More specifically, suppose to the contrary that there is homeomorphism $h:\mathbb{R}^{2}\rightarrow \mathbb{R}^{n}$ . Since $\mathbb{R}^{2}-\mathbb{S}^{1}$ is NOT connected and it has separation $\{x\in \mathbb{R}^{2} \mid \left|x \right|<1\}$ and $\{x\in \mathbb{R}^{2} \mid \left| x \right| >1\}.$ I know intuitively that $\mathbb{R}^{n}-h \left( \mathbb{S}^{1}\right)$ is connected, but I cannot prove mathematically.
Best Answer
Your approach works smoother if you flip the direction around.

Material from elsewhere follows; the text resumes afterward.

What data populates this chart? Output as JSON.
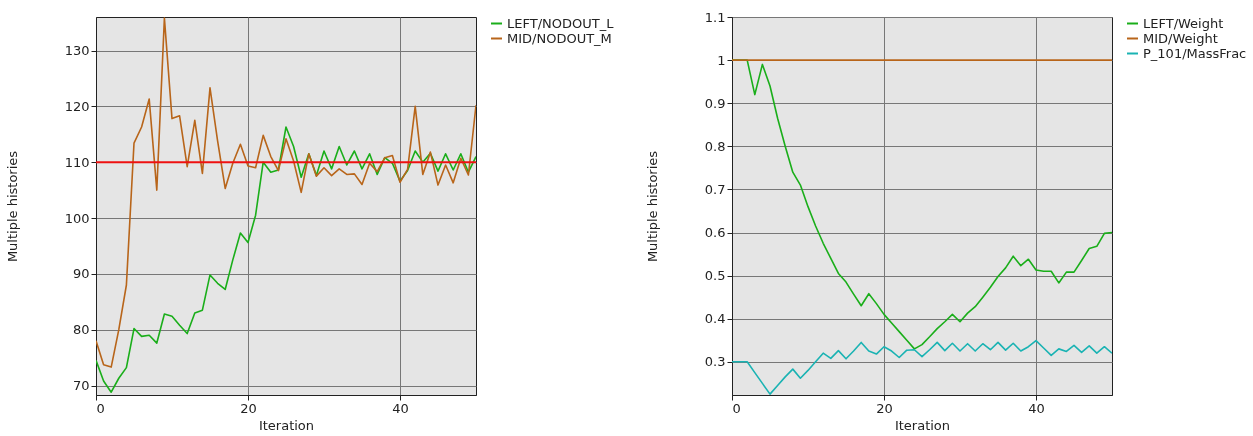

Suppose you have a homeomorphism $f:\mathbb R^n\to \mathbb R^2$ and consider a fixed closed nonintersecting curve $\gamma$ in $\mathbb R^n$ that you can describe nicely. If you choose a nice straightforward circle, it will be easy to show that $\mathbb R^n\setminus\gamma$ is path-connected. On the other hand, $f(\gamma)$ is a Jordan curve in $\mathbb R^2$, so $\mathbb R^2\setminus f(\gamma)$ is not connected, a contradiction. (This assumes you can appeal to the Jordan curve theorem without proving it yourself).